Pinellas County Congressman David Jolly says he doesn't think there's any appetite to send U.S. ground troops to Iraq despite the escalating crisis there, but does believe that air strikes or some other form of military intervention would be appropriate to save Americans currently stationed at the U.S. Embassy in Baghdad.

"I am not somebody who is looking for intervention whatsoever," Jolly said in his first appearance before the Suncoast Tiger Bay Club since succeeding his former mentor Bill Young in the March special election. "I wish we lived in a world where we didn't have to [intervene]. The fact is we live in a world with an incredible asymmetric threat against our national security interests. We live in a world where five people can cause significant harm to the U.S and the interests of the U.S. We live in a world where  five people can probably take the lives of everybody in the embassy in Iraq right now," he said, adding that President Obama needs to show those U.S. citizens the same loyalty, protection and consideration in protecting them as he did in negotiating with the Taliban to release American P.O.W. Bowe Bergdahl two weeks ago (CNN reported today that additional embassy security personnel are being added in Iraq, including U.S. Marines who specialize in embassy protection during high-threat conditions).

And speaking of Bergdahl, Representative Jolly has some serious issues with how President Obama and his national security team handled his transfer, which involved the controversial trading of five Taliban prisoners who had been ensconced in Guantanamo Bay for years in exchange for the soldier. He prefaced his criticisms, however, by saying he was glad that Bergdahl was home and that no one in Congress should judge how he fell into the hands of the Taliban, saying that would be the job of the Army to deal with. But in every other way Jolly believes the president bungled the effort.

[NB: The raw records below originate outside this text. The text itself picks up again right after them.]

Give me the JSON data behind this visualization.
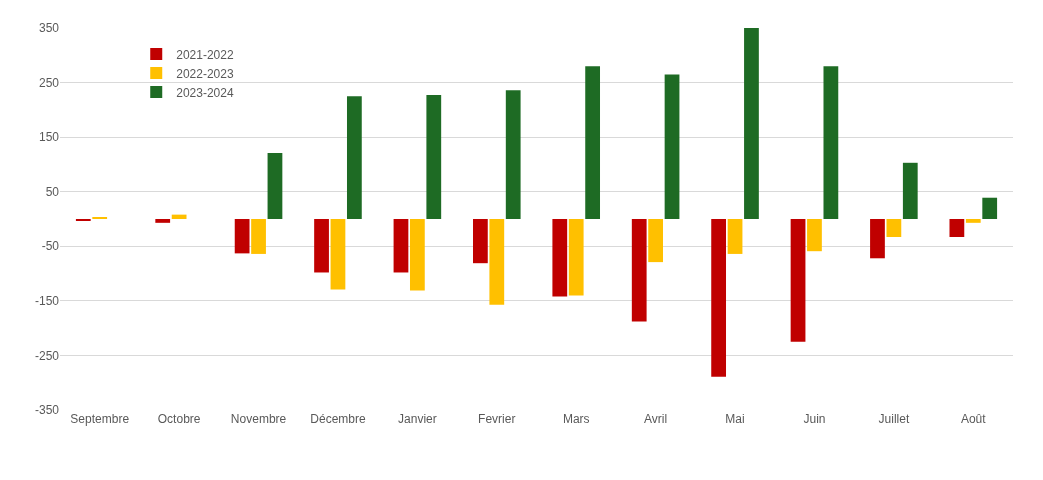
{
  "chart_data": {
    "type": "bar",
    "categories": [
      "Septembre",
      "Octobre",
      "Novembre",
      "Décembre",
      "Janvier",
      "Fevrier",
      "Mars",
      "Avril",
      "Mai",
      "Juin",
      "Juillet",
      "Août"
    ],
    "series": [
      {
        "name": "2021-2022",
        "color": "#c00000",
        "values": [
          -2,
          -7,
          -63,
          -98,
          -98,
          -81,
          -142,
          -188,
          -289,
          -225,
          -72,
          -33
        ]
      },
      {
        "name": "2022-2023",
        "color": "#ffc000",
        "values": [
          3,
          8,
          -64,
          -129,
          -131,
          -157,
          -140,
          -79,
          -64,
          -59,
          -33,
          -7
        ]
      },
      {
        "name": "2023-2024",
        "color": "#1e6b24",
        "values": [
          null,
          null,
          121,
          225,
          227,
          236,
          280,
          265,
          350,
          280,
          103,
          39
        ]
      }
    ],
    "ylim": [
      -350,
      350
    ],
    "yticks": [
      -350,
      -250,
      -150,
      -50,
      50,
      150,
      250,
      350
    ],
    "grid": "y",
    "legend": "top left"
  }
}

"He did in fact negotiate with terrorists, and I believe that has put American lives in greater danger," he began in laying out his criticisms. Jolly says Obama broke the law by ignoring a provision in the National Defense Authorization Act that calls for him to notify Congress 30 days before directing the US military during wartime. He also says that he put members of Special Operations in direct contact with the Taliban. "I don't think it was the right way to do it," he said, stating that U.S. Intelligence could have worked on a way to find and extract Beghdahl, and said his friends who work in Special Ops at MacDill have essentially said the same thing to him.

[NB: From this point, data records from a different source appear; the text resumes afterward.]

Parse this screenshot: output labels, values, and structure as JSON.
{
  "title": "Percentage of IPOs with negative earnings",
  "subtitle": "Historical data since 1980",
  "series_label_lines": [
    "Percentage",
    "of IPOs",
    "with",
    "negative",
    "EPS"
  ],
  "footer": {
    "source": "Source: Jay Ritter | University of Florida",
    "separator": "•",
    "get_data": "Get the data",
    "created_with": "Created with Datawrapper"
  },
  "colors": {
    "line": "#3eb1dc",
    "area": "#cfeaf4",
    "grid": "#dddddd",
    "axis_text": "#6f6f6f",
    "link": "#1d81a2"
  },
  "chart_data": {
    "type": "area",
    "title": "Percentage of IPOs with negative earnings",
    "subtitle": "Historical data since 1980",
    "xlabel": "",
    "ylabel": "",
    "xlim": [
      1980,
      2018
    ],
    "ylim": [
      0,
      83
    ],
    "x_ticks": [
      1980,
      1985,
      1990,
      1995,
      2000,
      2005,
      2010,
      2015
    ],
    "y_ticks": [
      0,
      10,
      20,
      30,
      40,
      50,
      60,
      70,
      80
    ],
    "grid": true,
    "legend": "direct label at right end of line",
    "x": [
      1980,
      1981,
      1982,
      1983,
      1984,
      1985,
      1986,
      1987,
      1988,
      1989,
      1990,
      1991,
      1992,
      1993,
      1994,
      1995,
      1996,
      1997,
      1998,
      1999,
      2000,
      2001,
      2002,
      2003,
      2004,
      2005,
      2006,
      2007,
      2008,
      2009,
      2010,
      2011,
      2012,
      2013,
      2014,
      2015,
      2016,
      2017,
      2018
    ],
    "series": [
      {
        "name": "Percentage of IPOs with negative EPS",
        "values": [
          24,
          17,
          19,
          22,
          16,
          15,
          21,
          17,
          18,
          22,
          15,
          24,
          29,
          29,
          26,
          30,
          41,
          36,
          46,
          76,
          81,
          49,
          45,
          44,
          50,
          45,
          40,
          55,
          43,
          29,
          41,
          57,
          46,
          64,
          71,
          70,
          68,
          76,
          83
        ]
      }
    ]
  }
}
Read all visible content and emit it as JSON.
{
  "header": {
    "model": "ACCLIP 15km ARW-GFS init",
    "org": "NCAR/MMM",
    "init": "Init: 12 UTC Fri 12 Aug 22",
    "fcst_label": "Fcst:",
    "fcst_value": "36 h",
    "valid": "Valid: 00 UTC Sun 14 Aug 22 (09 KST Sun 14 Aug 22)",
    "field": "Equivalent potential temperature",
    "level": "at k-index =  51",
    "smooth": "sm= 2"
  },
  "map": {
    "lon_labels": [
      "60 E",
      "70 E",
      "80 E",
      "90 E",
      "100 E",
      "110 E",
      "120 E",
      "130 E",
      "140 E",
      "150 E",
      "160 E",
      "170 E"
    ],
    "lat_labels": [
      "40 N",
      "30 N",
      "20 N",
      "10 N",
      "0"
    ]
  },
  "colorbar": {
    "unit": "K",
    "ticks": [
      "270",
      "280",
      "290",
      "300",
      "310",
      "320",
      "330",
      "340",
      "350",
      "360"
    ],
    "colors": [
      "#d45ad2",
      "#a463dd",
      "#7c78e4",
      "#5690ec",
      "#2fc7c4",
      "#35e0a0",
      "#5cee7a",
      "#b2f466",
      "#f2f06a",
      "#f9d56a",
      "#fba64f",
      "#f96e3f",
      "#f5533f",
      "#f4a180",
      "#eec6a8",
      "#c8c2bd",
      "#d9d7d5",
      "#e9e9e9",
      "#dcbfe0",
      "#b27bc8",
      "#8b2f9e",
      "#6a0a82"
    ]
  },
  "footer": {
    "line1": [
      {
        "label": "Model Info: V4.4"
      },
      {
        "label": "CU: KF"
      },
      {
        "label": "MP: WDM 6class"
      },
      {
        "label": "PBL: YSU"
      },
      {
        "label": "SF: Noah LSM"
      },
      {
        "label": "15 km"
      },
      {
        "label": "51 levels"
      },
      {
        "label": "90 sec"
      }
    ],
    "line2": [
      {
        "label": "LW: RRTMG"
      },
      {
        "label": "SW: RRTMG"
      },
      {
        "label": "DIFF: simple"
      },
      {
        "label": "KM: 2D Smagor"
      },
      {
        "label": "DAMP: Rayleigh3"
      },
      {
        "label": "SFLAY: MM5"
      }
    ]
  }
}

Orange Blossom Catering on 4th Street was the site of Monday's Tiger Bay event, and Jolly, the newest member of Congress, spoke for approximately 15 minutes to start the session before entertaining questions from the audience.

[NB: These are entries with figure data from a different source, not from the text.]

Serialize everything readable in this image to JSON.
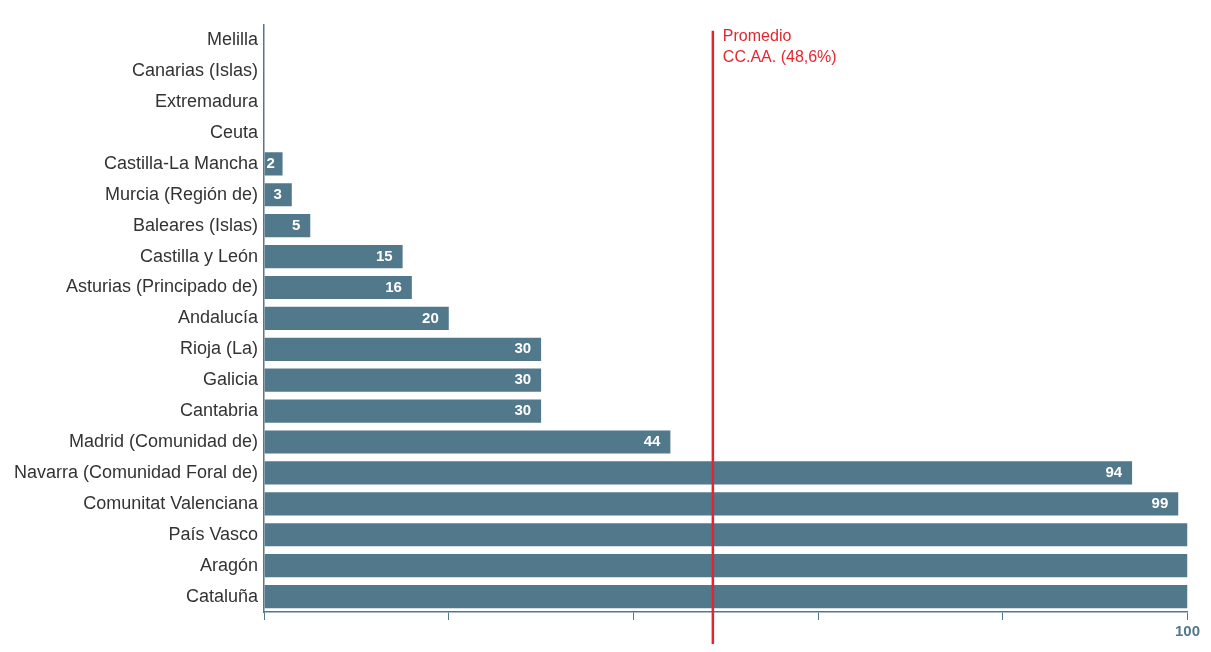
{
  "chart_data": {
    "type": "bar",
    "orientation": "horizontal",
    "categories": [
      "Melilla",
      "Canarias (Islas)",
      "Extremadura",
      "Ceuta",
      "Castilla-La Mancha",
      "Murcia (Región de)",
      "Baleares (Islas)",
      "Castilla y León",
      "Asturias (Principado de)",
      "Andalucía",
      "Rioja (La)",
      "Galicia",
      "Cantabria",
      "Madrid (Comunidad de)",
      "Navarra (Comunidad Foral de)",
      "Comunitat Valenciana",
      "País Vasco",
      "Aragón",
      "Cataluña"
    ],
    "values": [
      0,
      0,
      0,
      0,
      2,
      3,
      5,
      15,
      16,
      20,
      30,
      30,
      30,
      44,
      94,
      99,
      100,
      100,
      100
    ],
    "value_labels": [
      null,
      null,
      null,
      null,
      "2",
      "3",
      "5",
      "15",
      "16",
      "20",
      "30",
      "30",
      "30",
      "44",
      "94",
      "99",
      null,
      null,
      null
    ],
    "color": "#52788b",
    "xlim": [
      0,
      100
    ],
    "xticks": [
      {
        "value": 0,
        "label": null
      },
      {
        "value": 20,
        "label": null
      },
      {
        "value": 40,
        "label": null
      },
      {
        "value": 60,
        "label": null
      },
      {
        "value": 80,
        "label": null
      },
      100
    ],
    "ref_lines": [
      {
        "axis": "x",
        "value": 48.6,
        "label": "Promedio CC.AA. (48,6%)",
        "color": "#e3262e"
      }
    ]
  }
}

He took the opportunity to speak at length about his concerns about the ongoing problems with the Veterans Administration. On Tuesday, Jolly will host a "VA intake" day at his his Seminole district office, where from 9:00 a.m. — 1:00 p.m. he and his staff are offering local veterans who have had issues with VA hospitals an opportunity to voice their issues and/or complaints.

Saying his concern is that the political establishment "is always too late to identify a crisis, but also too quick to call it resolved," the Pinellas Representative vowed to stay on top of the issue for however long it takes to see if there can in fact be a way to allow veterans a quicker path to healthcare. He repeated an idea he expressed when the issue first broke last month: that there needs to be ways for veterans to easily access health care in the private sector if they can't see a doctor within a reasonable amount of time.

A former board member of Tiger Bay (he has joked that he was invited to join the board because they needed a token Republican), Jolly seemed in his element, answering questions and vowing that he is about getting results for his district, not in staking out his own ideological ideas on issues. One early vote that demonstrated that perspective was his "no" vote on the latest House Budget plan prepared by Wisconsin's Paul Ryan, a hot potato in recent years for its harsh attack on entitlement programs, in particular by transforming Medicare into a voucher system. He was one of just 12 people in the House GOP caucus to oppose it, and though he joked it wasn't a comfortable position to be in, surely House leaders know in the evenly divided district, the Ryan budget is not a winner.

Playing political analyst, Jolly said President Obama should sign the deal to allow the XL Keystone Pipeline to go through now, and take the political hit he would get from the left now, vs. in 2016. But regarding the Florida Legislature's refusal to accept the federal government's deal to expand Medicaid, he begged off a response, saying that it was a state issue (though he did say he saw both sides to the argument).

Regarding House Majority Leader Eric Cantor's surprising loss to Tea Party candidate David Brat last week in Virginia, Jolly said though he might be a "Pollyanna," he actually welcomes an intense debate within his own party about how to go forward. And he earned applause when he said that he learned at the feet of Bill Young a tone of "reasonableness and civility," and said that is how he intends to govern.

And it appears to be working. At the end of his appearance a woman at a nearby table to this reporter could be overheard telling her companion that she was pleasantly surprised by what she had just heard. Although he'll ultimately be judged on his record, his demeanor seemed to fit in just fine with the Tiger Bay group which has seemed to skew a little more to the left in recent years.